Apache Hadoop Tutorial – We shall learn to install Apache Hadoop on Ubuntu. Java is a prerequisite to run Hadoop.
Install Apache Hadoop on Ubuntu
Following is a step by step guide to Install Apache Hadoop on Ubuntu
Install Java
Hadoop is an open-source framework written in Java. So, for Hadoop to run on your computer, you should install Java in prior.
Open a terminal and run the following command :
$ sudo apt-get install default-jdk
To verify the installation of Java, run the following command in the terminal :
$ java -version
The output for the command would be as shown below.
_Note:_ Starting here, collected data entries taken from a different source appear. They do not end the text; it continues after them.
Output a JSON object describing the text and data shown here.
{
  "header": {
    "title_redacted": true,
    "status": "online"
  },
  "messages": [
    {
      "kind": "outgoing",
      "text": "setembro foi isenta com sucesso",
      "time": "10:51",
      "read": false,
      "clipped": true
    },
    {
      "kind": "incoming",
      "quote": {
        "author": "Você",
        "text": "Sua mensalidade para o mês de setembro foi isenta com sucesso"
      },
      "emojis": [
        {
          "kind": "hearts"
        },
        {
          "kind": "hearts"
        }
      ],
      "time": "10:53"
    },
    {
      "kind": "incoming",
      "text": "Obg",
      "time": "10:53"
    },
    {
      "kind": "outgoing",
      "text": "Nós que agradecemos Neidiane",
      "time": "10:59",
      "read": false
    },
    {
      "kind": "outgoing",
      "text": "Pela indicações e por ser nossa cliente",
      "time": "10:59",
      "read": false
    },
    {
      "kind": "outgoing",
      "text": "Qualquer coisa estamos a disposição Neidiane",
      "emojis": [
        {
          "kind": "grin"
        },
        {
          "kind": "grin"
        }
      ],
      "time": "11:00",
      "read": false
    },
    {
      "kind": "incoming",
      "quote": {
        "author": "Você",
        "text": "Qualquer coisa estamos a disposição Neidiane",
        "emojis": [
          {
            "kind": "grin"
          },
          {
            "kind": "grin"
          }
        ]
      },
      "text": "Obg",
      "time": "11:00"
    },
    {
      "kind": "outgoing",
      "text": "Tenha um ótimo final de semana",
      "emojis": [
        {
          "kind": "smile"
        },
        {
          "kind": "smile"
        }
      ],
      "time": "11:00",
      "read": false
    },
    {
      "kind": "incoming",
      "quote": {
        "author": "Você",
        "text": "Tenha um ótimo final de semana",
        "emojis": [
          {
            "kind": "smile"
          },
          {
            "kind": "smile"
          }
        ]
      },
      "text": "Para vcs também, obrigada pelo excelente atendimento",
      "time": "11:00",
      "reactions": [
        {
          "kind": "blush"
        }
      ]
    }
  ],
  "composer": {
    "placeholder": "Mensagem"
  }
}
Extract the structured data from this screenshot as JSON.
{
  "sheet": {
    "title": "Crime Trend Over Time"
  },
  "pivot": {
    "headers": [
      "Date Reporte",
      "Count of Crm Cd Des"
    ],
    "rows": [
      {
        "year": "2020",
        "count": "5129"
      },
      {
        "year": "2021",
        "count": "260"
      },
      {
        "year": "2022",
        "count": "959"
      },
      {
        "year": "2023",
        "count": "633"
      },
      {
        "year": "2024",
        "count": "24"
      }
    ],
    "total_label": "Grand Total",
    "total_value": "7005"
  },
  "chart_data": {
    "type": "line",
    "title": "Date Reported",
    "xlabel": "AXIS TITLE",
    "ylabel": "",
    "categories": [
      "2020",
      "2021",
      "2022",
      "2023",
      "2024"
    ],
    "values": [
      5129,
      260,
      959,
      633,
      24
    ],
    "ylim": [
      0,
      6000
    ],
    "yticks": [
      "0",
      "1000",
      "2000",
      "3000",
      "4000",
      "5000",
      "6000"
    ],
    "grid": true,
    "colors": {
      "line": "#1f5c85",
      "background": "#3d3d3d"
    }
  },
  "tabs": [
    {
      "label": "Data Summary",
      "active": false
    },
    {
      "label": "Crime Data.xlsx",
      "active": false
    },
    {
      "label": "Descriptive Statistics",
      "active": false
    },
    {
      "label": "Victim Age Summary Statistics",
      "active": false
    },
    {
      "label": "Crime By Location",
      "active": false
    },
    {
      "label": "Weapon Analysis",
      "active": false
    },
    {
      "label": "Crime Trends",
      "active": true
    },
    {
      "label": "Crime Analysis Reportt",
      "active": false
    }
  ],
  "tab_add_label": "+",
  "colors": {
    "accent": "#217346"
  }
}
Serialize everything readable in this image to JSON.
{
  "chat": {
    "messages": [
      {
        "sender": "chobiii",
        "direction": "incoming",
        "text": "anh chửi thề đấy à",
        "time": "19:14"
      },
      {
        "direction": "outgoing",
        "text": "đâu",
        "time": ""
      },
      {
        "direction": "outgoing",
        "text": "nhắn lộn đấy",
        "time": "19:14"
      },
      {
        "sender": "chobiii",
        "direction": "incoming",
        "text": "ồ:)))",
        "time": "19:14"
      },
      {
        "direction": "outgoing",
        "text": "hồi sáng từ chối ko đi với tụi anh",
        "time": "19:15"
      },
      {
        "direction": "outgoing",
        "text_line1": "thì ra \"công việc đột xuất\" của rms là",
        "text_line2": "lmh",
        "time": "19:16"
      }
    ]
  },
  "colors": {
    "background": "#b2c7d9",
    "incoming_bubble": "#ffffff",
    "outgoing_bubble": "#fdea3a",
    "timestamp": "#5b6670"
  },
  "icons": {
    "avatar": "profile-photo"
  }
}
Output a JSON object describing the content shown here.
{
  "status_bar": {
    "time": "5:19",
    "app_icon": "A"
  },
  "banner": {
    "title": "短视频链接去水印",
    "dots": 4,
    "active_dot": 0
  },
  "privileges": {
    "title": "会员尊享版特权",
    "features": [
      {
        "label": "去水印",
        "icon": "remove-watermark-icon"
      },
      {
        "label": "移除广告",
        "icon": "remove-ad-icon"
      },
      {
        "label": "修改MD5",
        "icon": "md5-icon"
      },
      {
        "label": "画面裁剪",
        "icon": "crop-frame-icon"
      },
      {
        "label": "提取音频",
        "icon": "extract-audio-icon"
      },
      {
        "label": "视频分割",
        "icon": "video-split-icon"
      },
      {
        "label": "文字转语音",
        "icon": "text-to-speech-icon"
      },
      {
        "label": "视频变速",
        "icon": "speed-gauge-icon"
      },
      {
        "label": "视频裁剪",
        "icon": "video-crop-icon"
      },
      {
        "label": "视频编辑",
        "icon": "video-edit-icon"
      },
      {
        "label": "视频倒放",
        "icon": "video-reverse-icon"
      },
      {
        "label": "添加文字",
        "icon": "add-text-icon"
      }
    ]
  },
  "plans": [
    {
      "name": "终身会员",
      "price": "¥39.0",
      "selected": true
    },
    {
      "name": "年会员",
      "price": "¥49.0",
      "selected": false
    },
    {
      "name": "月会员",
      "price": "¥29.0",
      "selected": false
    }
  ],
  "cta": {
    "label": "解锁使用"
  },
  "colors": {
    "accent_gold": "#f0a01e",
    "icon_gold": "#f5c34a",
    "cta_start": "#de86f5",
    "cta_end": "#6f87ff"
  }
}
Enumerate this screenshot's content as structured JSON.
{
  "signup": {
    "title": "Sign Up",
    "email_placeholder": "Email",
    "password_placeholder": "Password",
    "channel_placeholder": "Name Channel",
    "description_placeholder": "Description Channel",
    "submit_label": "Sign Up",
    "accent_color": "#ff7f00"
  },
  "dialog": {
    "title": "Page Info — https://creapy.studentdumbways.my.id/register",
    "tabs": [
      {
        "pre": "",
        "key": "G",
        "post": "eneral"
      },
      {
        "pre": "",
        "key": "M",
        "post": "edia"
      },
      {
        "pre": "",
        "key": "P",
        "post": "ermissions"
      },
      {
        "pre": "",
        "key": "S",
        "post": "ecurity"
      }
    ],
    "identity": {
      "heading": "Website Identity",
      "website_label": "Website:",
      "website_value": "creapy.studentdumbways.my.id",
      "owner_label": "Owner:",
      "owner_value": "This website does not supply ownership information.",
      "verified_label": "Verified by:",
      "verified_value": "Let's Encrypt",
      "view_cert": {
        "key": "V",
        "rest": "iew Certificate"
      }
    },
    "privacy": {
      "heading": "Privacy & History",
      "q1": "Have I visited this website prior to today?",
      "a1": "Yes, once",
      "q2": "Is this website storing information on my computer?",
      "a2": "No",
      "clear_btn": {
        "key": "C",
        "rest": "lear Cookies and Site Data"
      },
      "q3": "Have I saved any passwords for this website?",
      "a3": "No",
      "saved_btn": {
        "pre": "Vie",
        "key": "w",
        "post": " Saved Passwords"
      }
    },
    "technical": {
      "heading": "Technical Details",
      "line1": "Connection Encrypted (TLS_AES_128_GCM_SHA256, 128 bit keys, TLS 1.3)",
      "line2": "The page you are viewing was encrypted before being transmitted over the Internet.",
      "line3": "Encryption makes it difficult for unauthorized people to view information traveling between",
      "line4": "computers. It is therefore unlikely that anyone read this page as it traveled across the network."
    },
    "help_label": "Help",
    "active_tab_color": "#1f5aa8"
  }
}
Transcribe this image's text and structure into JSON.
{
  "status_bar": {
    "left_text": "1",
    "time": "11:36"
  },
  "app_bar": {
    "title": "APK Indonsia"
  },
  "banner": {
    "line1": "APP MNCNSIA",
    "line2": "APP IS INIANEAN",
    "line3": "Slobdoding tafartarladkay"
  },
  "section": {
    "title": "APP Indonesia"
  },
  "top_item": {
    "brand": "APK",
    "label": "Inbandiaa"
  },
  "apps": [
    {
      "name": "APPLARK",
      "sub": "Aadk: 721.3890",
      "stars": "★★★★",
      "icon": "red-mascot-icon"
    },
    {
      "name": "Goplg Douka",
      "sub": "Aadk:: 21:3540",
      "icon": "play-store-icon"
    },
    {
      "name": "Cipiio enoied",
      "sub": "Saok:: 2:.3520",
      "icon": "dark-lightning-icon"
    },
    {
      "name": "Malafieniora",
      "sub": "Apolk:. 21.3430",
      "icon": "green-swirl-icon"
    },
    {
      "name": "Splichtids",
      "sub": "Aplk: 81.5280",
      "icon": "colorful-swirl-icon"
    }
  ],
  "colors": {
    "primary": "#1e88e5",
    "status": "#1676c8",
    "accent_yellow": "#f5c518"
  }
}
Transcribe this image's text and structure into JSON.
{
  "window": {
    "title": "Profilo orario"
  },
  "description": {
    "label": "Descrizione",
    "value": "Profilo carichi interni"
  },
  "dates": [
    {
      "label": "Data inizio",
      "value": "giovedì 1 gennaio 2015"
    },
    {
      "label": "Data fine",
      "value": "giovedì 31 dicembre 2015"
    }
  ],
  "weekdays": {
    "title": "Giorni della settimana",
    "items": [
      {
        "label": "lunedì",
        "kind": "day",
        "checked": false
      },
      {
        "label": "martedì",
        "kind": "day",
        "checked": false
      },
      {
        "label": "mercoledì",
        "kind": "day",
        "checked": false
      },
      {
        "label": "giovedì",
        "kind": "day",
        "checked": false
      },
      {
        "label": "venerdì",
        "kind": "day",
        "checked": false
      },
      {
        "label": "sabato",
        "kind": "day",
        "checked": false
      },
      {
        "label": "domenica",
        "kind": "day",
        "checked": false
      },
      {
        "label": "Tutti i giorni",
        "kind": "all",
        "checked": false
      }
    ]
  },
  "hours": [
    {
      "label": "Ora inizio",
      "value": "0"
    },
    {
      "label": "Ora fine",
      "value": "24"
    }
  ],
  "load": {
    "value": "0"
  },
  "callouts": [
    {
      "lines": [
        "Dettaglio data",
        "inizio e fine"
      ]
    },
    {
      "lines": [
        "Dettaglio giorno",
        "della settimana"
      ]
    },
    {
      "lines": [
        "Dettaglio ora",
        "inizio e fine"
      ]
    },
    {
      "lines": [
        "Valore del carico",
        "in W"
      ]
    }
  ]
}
hadoopuser@tutorialkart:~# java -version
openjdk version "1.8.0_131"
OpenJDK Runtime Environment (build 1.8.0_131-8u131-b11-0ubuntu1.16.04.2-b11)
OpenJDK 64-Bit Server VM (build 25.131-b11, mixed mode)
Install Hadoop
Download latest Hadoop binary package from http://hadoop.apache.org/releases.html.
Look for latest stable release (not in alpha channel) and click on binary link provided for the release.
Click on the first mirror link
Copy the downloaded tar file to /usr/lib/ and untar.
$ sudo cp hadoop-2.8.1.tar.gz /usr/lib/
$ sudo tar zxf hadoop-2.8.1.tar.gz
$ sudo rm hadoop-2.8.1.tar.gz
Provide the password if asked.
Set Java and Hadoop Path
Make sure you have the PATHs set up for Java and Hadoop in bashrc file.
Open a Terminal and run the following command to edit bashrc file.
$ sudo nano ~/.bashrc
Paste the following entries at the end of .bashrc file.
#HADOOP VARIABLES START
export JAVA_HOME=/usr/lib/jvm/default-java/jre
export HADOOP_INSTALL=/usr/lib/hadoop-2.8.1
export PATH=$PATH:$HADOOP_INSTALL/bin
export PATH=$PATH:$HADOOP_INSTALL/sbin
export HADOOP_MAPRED_HOME=$HADOOP_INSTALL
export HADOOP_COMMON_HOME=$HADOOP_INSTALL
export HADOOP_HDFS_HOME=$HADOOP_INSTALL
export YARN_HOME=$HADOOP_INSTALL
export HADOOP_COMMON_LIB_NATIVE_DIR=$HADOOP_INSTALL/lib/native
export HADOOP_OPTS="-Djava.library.path=$HADOOP_INSTALL/lib"
#HADOOP VARIABLES END
Run Hadoop
After setting up the path for Hadoop and Java, you may run the hadoop command, from anywhere, using the terminal.
$ hadoop
The output would be as shown below :
Usage: hadoop [--config confdir] [COMMAND | CLASSNAME]
CLASSNAME run the class named CLASSNAME
or
where COMMAND is one of:
fs run a generic filesystem user client
version print the version
jar run a jar file
note: please use "yarn jar" to launch
YARN applications, not this command.
checknative [-a|-h] check native hadoop and compression libraries availability
distcp copy file or directories recursively
archive -archiveName NAME -p * create a hadoop archive
classpath prints the class path needed to get the
Hadoop jar and the required libraries
credential interact with credential providers
daemonlog get/set the log level for each daemon
trace view and modify Hadoop tracing settings
Most commands print help when invoked w/o parameters.
Conclusion
In this Apache Hadoop Tutorial, we have successfully installed Hadoop on Ubuntu. In subsequent tutorials, we shall look into HDFS and MapReduce and start with Word Count Example in Hadoop.